The predictor is a method for inferring Boolean networks using the expression data given by the matrix E. We seek a Boolean function f_n independently for each node a_n. To this end, we first pick the input variables to f_n: we determine a minimum set s_n of nodes, whose levels must be input to f_n, in order for s_n to explain the observed data E. Then, we construct a truth table using these nodes as inputs.
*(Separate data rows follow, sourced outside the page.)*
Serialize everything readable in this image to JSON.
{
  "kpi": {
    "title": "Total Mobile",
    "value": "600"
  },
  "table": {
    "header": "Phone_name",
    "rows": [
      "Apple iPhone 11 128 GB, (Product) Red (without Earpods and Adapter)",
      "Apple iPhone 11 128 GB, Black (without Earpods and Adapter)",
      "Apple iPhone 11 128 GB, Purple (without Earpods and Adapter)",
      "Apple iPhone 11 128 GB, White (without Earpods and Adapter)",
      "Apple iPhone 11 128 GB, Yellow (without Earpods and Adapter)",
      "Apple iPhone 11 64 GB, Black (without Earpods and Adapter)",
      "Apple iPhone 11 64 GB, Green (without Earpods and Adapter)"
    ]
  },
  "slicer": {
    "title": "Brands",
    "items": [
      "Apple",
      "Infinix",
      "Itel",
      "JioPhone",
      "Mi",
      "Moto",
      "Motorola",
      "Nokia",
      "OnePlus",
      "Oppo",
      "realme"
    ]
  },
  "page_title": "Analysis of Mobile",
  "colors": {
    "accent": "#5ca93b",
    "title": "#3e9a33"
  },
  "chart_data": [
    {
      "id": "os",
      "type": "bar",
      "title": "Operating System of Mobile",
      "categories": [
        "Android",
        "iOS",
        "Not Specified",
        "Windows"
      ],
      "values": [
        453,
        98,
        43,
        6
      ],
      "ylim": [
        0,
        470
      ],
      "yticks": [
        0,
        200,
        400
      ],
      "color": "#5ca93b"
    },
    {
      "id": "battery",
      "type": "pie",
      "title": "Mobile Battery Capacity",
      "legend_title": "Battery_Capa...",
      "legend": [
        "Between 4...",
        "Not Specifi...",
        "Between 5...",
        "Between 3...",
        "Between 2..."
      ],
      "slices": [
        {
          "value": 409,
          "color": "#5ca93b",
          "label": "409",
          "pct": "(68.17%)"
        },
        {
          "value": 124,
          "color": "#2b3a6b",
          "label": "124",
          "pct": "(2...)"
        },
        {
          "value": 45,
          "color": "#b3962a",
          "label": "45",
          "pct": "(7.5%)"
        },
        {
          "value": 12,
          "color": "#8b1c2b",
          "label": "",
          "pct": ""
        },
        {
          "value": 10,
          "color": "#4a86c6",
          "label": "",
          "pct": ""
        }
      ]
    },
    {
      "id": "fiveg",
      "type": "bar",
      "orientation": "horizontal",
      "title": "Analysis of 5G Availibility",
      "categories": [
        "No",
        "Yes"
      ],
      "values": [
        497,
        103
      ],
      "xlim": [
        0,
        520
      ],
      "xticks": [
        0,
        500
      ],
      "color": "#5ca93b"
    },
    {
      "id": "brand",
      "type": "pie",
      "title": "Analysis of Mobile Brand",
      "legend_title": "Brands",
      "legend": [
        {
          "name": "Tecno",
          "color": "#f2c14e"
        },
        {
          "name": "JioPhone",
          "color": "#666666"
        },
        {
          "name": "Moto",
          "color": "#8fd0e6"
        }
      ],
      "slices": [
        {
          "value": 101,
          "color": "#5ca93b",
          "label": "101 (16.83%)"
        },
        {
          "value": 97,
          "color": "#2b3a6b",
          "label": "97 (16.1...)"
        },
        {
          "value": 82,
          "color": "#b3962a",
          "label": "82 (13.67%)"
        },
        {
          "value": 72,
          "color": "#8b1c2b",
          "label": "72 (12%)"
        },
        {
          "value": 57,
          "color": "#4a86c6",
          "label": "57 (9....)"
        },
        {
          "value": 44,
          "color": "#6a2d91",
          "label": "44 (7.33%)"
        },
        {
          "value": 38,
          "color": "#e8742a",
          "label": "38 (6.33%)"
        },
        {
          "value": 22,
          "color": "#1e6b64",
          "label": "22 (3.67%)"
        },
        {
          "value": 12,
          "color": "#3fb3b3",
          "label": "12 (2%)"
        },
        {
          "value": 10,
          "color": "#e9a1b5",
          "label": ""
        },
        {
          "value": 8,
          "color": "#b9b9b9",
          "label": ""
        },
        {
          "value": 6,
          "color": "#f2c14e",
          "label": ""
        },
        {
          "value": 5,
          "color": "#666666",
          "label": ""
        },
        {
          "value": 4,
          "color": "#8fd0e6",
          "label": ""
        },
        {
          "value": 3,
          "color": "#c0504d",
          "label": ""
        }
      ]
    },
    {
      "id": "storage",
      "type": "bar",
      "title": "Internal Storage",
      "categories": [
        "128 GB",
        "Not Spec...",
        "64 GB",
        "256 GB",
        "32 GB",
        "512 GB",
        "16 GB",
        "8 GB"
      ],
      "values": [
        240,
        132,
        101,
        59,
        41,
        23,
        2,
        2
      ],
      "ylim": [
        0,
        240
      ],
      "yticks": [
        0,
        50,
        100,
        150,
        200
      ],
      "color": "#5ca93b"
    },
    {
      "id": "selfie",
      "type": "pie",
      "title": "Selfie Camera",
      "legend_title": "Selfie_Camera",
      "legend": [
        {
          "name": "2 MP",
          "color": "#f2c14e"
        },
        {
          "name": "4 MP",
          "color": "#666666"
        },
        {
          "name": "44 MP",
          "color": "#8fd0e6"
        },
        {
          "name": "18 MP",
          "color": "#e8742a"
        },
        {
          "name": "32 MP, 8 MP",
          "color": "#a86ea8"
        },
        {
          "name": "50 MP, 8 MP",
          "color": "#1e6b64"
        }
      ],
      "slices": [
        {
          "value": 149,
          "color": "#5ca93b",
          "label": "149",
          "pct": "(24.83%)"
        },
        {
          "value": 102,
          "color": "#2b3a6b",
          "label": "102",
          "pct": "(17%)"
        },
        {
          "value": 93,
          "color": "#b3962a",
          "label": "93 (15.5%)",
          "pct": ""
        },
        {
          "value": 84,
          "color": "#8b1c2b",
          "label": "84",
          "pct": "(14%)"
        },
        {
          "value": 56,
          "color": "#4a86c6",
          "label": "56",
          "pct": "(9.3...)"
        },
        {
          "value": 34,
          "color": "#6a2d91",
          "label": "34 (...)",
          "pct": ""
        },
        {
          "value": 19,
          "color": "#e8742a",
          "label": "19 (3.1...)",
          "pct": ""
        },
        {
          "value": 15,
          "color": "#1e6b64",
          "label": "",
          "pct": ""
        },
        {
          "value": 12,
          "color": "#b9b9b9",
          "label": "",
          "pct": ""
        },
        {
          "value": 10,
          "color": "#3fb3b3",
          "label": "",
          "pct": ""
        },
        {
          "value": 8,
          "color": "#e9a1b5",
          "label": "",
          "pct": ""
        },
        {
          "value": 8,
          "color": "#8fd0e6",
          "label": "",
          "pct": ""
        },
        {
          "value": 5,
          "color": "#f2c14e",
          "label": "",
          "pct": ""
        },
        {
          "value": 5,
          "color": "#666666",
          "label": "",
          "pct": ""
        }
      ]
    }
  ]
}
Specifically, the function for node a_n is determined according to the following procedure:

1.

Build sets S_ij of nodes with different values in rows i and j
Consider all pairs of rows (i, j) in E in which the expression level of a_n differs, excluding rows in which a_n was itself forced to a high or low value. For each such pair, find the set S_ij of all other nodes whose expression level also differs between the two rows (i, j). Because the network is self-contained, a change in at least one of these genes or stimuli must have caused the corresponding difference in a_n. Therefore, at least one node in this set must be included as a variable in f_n.

2.

Find a minimum cover set S_min of $\{S_{ij}\}$
Identify the smallest set of nodes S_min required to explain the observed differences over all pairs of rows (i, j), i.e., S_min is such that at least one of its nodes is present in each set S_ij. This task is a classic combinatorial problem called minimum set covering which can be solved by the branch and bound technique. More than one smallest set S_min may be found, in which case a distinct function f_n is inferred and reported for each such set.

3.

Determine truth table of a_n from S_min and E
Once S_min has been determined for the node a_n, a truth table is determined for f_n in terms of the levels of genes and/or stimuli in S_min by taking relevant levels directly from E. If all combinations of input levels are not present in E, the corresponding output level for gene a_n cannot be determined and is represented by the symbol "*" in the truth table.

If a node has more than one minimum cover set, several networks are inferred, each with a distinct function corresponding to each set. If several such nodes exist, a separate network hypothesis is returned for each combination of functions at each node. The minimum set cover ensures that only the most parsimonious networks will be returned.